The clinical problem
Sexual health changes with age for both men and women, and it is closely tied to vascular health, hormonal health, and overall wellbeing. It is also frequently under-discussed — patients hesitate to raise it, and many practices are not equipped to address it well.
The UroLongevity approach
As a urologist, Dr. Shusterman treats sexual health as core clinical territory, not an awkward add-on. Men’s and women’s sexual wellness are evaluated in the context of the whole picture — vascular, hormonal, and metabolic — because sexual symptoms are often an early signal of something more systemic.

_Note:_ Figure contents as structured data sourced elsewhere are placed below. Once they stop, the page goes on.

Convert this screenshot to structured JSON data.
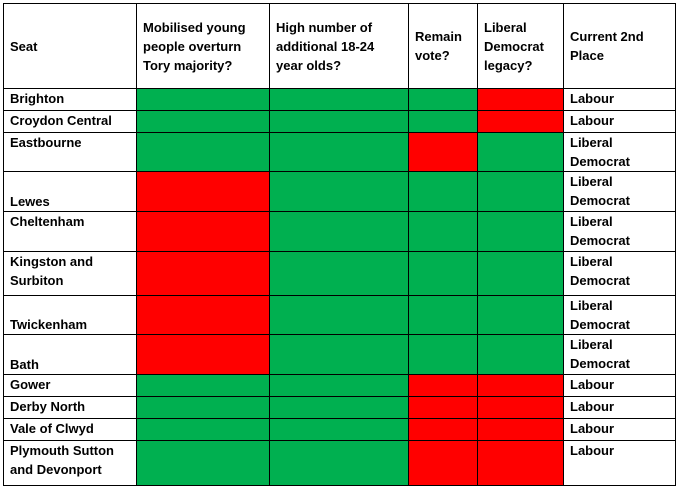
{
  "colors": {
    "yes": "#00b050",
    "no": "#ff0000"
  },
  "headers": [
    "Seat",
    "Mobilised young people overturn Tory majority?",
    "High number of additional 18-24 year olds?",
    "Remain vote?",
    "Liberal Democrat legacy?",
    "Current 2nd Place"
  ],
  "rows": [
    {
      "seat": "Brighton",
      "cells": [
        "green",
        "green",
        "green",
        "red"
      ],
      "second": "Labour"
    },
    {
      "seat": "Croydon Central",
      "cells": [
        "green",
        "green",
        "green",
        "red"
      ],
      "second": "Labour"
    },
    {
      "seat": "Eastbourne",
      "cells": [
        "green",
        "green",
        "red",
        "green"
      ],
      "second": "Liberal Democrat"
    },
    {
      "seat": "Lewes",
      "cells": [
        "red",
        "green",
        "green",
        "green"
      ],
      "second": "Liberal Democrat"
    },
    {
      "seat": "Cheltenham",
      "cells": [
        "red",
        "green",
        "green",
        "green"
      ],
      "second": "Liberal Democrat"
    },
    {
      "seat": "Kingston and Surbiton",
      "cells": [
        "red",
        "green",
        "green",
        "green"
      ],
      "second": "Liberal Democrat"
    },
    {
      "seat": "Twickenham",
      "cells": [
        "red",
        "green",
        "green",
        "green"
      ],
      "second": "Liberal Democrat"
    },
    {
      "seat": "Bath",
      "cells": [
        "red",
        "green",
        "green",
        "green"
      ],
      "second": "Liberal Democrat"
    },
    {
      "seat": "Gower",
      "cells": [
        "green",
        "green",
        "red",
        "red"
      ],
      "second": "Labour"
    },
    {
      "seat": "Derby North",
      "cells": [
        "green",
        "green",
        "red",
        "red"
      ],
      "second": "Labour"
    },
    {
      "seat": "Vale of Clwyd",
      "cells": [
        "green",
        "green",
        "red",
        "red"
      ],
      "second": "Labour"
    },
    {
      "seat": "Plymouth Sutton and Devonport",
      "cells": [
        "green",
        "green",
        "red",
        "red"
      ],
      "second": "Labour"
    }
  ]
}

Sexual symptoms are often the body’s early warning system — the vascular canary. Treating the symptom without asking what it signals about the cardiovascular system is a missed opportunity to catch something bigger, earlier.
What’s involved
At a high level, evaluation and intervention may include:
- A thorough evaluation of sexual-health concerns in vascular and hormonal context
- Identification of underlying contributors — sexual symptoms can be an early vascular or hormonal signal
- Men’s sexual health — evaluated and treated with urological depth
- Women’s sexual health — addressed directly rather than referred away
- Evidence-based treatment options, discussed individually and transparently
Honest expectations
Many sexual-health concerns are treatable, and treatment often improves quality of life substantially. Outcomes depend on the underlying cause, which is exactly why evaluation comes before intervention. Honest discussion of options — including their evidence and their limits — is part of the care.